La décision de G. Mollet gangréna la jeunesse et le Peuple de France ; plusieurs centaines de milliers de jeunes furent jetés dans ce brasier et furent confronter à la torture pratiquée par l’armée française. Xénophobie, haines, peurs et humiliations furent les fruits amers de cette politique qui pèse encore aujourd’hui dans les consciences et sont un terreau pour l’extrême droite.

Enfin, W. Sportisse évoque l’Algérie indépendante.
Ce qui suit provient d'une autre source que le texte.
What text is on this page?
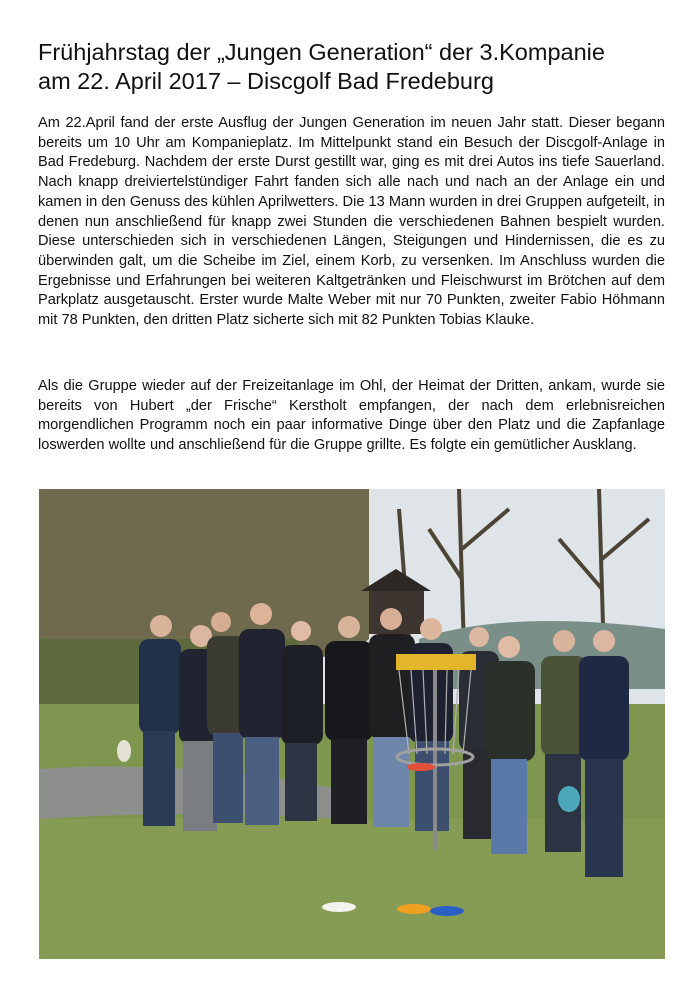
Frühjahrstag der „Jungen Generation“ der 3.Kompanie
am 22. April 2017 – Discgolf Bad Fredeburg

Am 22.April fand der erste Ausflug der Jungen Generation im neuen Jahr statt. Dieser begann bereits um 10 Uhr am Kompanieplatz. Im Mittelpunkt stand ein Besuch der Discgolf-Anlage in Bad Fredeburg. Nachdem der erste Durst gestillt war, ging es mit drei Autos ins tiefe Sauerland. Nach knapp dreiviertelstündiger Fahrt fanden sich alle nach und nach an der Anlage ein und kamen in den Genuss des kühlen Aprilwetters. Die 13 Mann wurden in drei Gruppen aufgeteilt, in denen nun anschließend für knapp zwei Stunden die verschiedenen Bahnen bespielt wurden. Diese unterschieden sich in verschiedenen Längen, Steigungen und Hindernissen, die es zu überwinden galt, um die Scheibe im Ziel, einem Korb, zu versenken. Im Anschluss wurden die Ergebnisse und Erfahrungen bei weiteren Kaltgetränken und Fleischwurst im Brötchen auf dem Parkplatz ausgetauscht. Erster wurde Malte Weber mit nur 70 Punkten, zweiter Fabio Höhmann mit 78 Punkten, den dritten Platz sicherte sich mit 82 Punkten Tobias Klauke.

Als die Gruppe wieder auf der Freizeitanlage im Ohl, der Heimat der Dritten, ankam, wurde sie bereits von Hubert „der Frische“ Kerstholt empfangen, der nach dem erlebnisreichen morgendlichen Programm noch ein paar informative Dinge über den Platz und die Zapfanlage loswerden wollte und anschließend für die Gruppe grillte. Es folgte ein gemütlicher Ausklang.
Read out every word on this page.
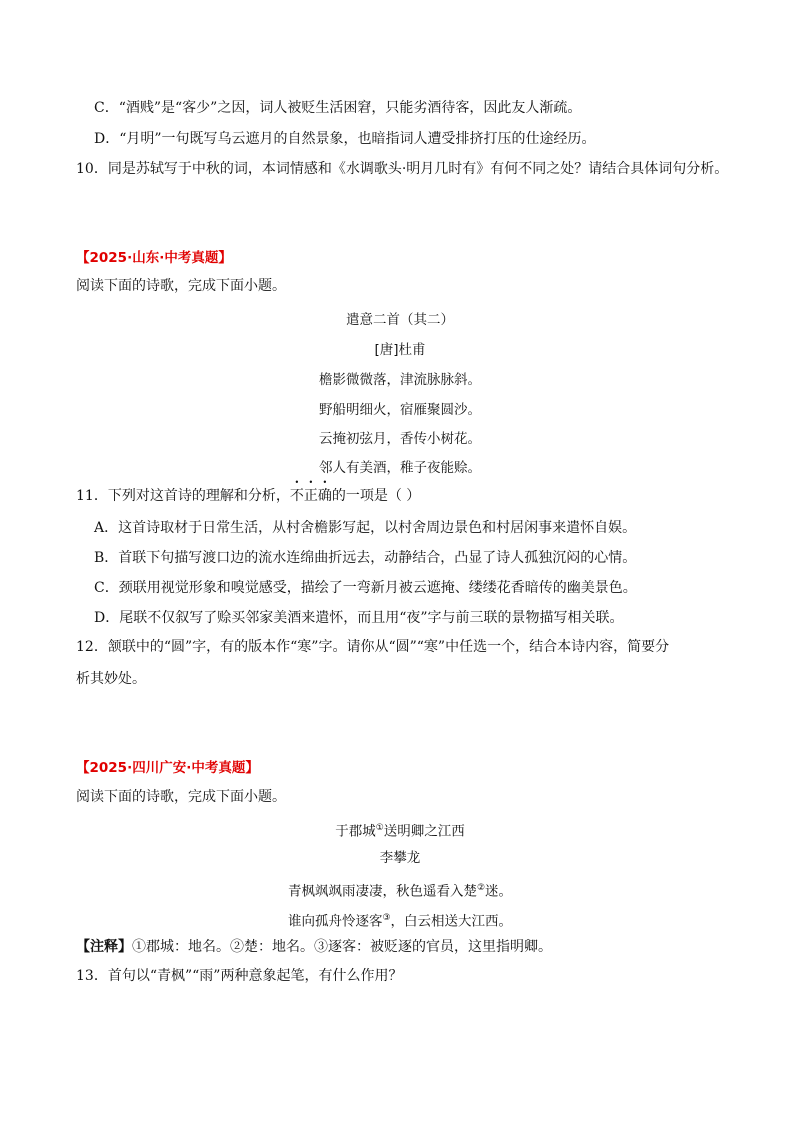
C．“酒贱”是“客少”之因，词人被贬生活困窘，只能劣酒待客，因此友人渐疏。
D．“月明”一句既写乌云遮月的自然景象，也暗指词人遭受排挤打压的仕途经历。
10．同是苏轼写于中秋的词，本词情感和《水调歌头·明月几时有》有何不同之处？请结合具体词句分析。
【2025·山东·中考真题】
阅读下面的诗歌，完成下面小题。
遣意二首（其二）
[唐]杜甫
檐影微微落，津流脉脉斜。
野船明细火，宿雁聚圆沙。
云掩初弦月，香传小树花。
邻人有美酒，稚子夜能赊。
11．下列对这首诗的理解和分析，不正确的一项是（ ）
A．这首诗取材于日常生活，从村舍檐影写起，以村舍周边景色和村居闲事来遣怀自娱。
B．首联下句描写渡口边的流水连绵曲折远去，动静结合，凸显了诗人孤独沉闷的心情。
C．颈联用视觉形象和嗅觉感受，描绘了一弯新月被云遮掩、缕缕花香暗传的幽美景色。
D．尾联不仅叙写了赊买邻家美酒来遣怀，而且用“夜”字与前三联的景物描写相关联。
12．颔联中的“圆”字，有的版本作“寒”字。请你从“圆”“寒”中任选一个，结合本诗内容，简要分
析其妙处。
【2025·四川广安·中考真题】
阅读下面的诗歌，完成下面小题。
于郡城①送明卿之江西
李攀龙
青枫飒飒雨凄凄，秋色遥看入楚②迷。
谁向孤舟怜逐客③，白云相送大江西。
【注释】①郡城：地名。②楚：地名。③逐客：被贬逐的官员，这里指明卿。
13．首句以“青枫”“雨”两种意象起笔，有什么作用？
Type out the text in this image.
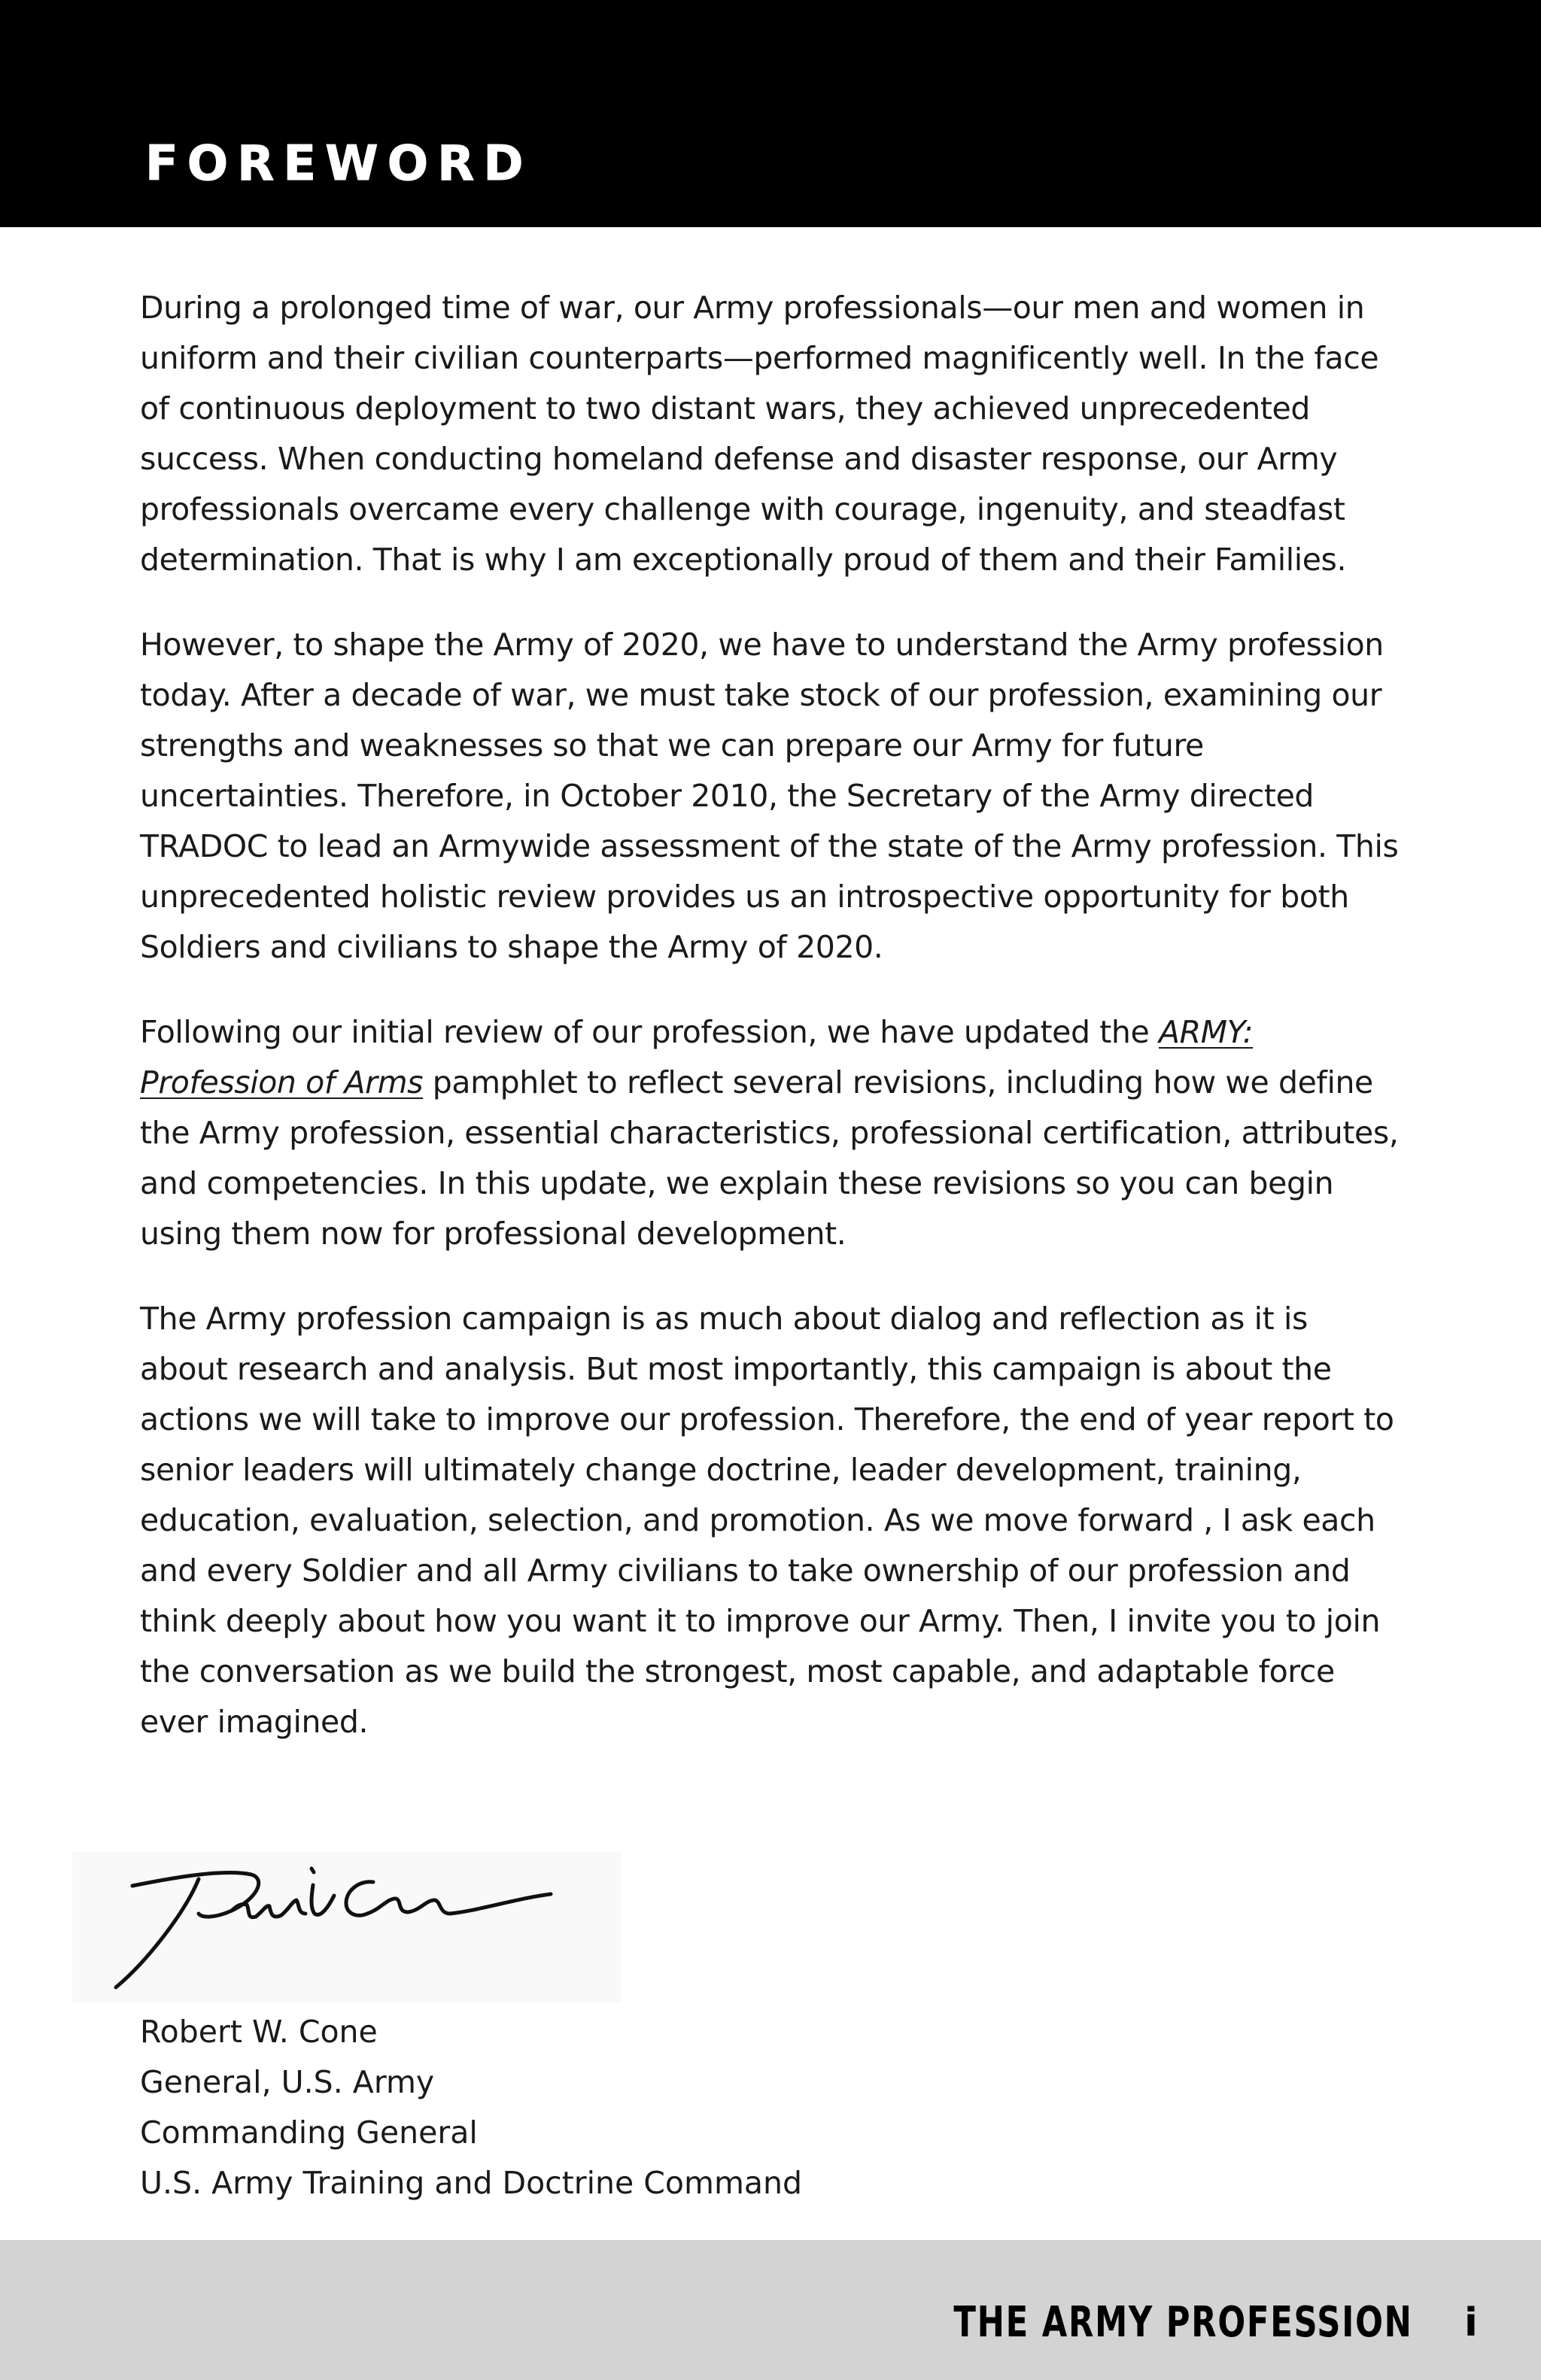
FOREWORD

During a prolonged time of war, our Army professionals—our men and women in uniform and their civilian counterparts—performed magnificently well. In the face of continuous deployment to two distant wars, they achieved unprecedented success. When conducting homeland defense and disaster response, our Army professionals overcame every challenge with courage, ingenuity, and steadfast determination. That is why I am exceptionally proud of them and their Families.

However, to shape the Army of 2020, we have to understand the Army profession today. After a decade of war, we must take stock of our profession, examining our strengths and weaknesses so that we can prepare our Army for future uncertainties. Therefore, in October 2010, the Secretary of the Army directed TRADOC to lead an Armywide assessment of the state of the Army profession. This unprecedented holistic review provides us an introspective opportunity for both Soldiers and civilians to shape the Army of 2020.

Following our initial review of our profession, we have updated the ARMY: Profession of Arms pamphlet to reflect several revisions, including how we define the Army profession, essential characteristics, professional certification, attributes, and competencies. In this update, we explain these revisions so you can begin using them now for professional development.

The Army profession campaign is as much about dialog and reflection as it is about research and analysis. But most importantly, this campaign is about the actions we will take to improve our profession. Therefore, the end of year report to senior leaders will ultimately change doctrine, leader development, training, education, evaluation, selection, and promotion. As we move forward , I ask each and every Soldier and all Army civilians to take ownership of our profession and think deeply about how you want it to improve our Army. Then, I invite you to join the conversation as we build the strongest, most capable, and adaptable force ever imagined.

Robert W. Cone
General, U.S. Army
Commanding General
U.S. Army Training and Doctrine Command
THE ARMY PROFESSION i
Il souligne les contradictions au sein du FLN, la volonté de certains de développer une Algérie progressiste, le désir d’autres de voir s’implanter une bourgeoisie nationaliste et oppressive. Les communistes algériens ont toujours refuser de disparaitre ; en 1965, ils dénonceront le coup d’état de Boumediene et seront pour cela fortement réprimés

Merci William Portisse ; ton langage clair, tes yeux vifs ont éclairé cette soirée et montrer qu’au-delà des contradictions, existait une forte solidarité entre communistes algériens et communistes français.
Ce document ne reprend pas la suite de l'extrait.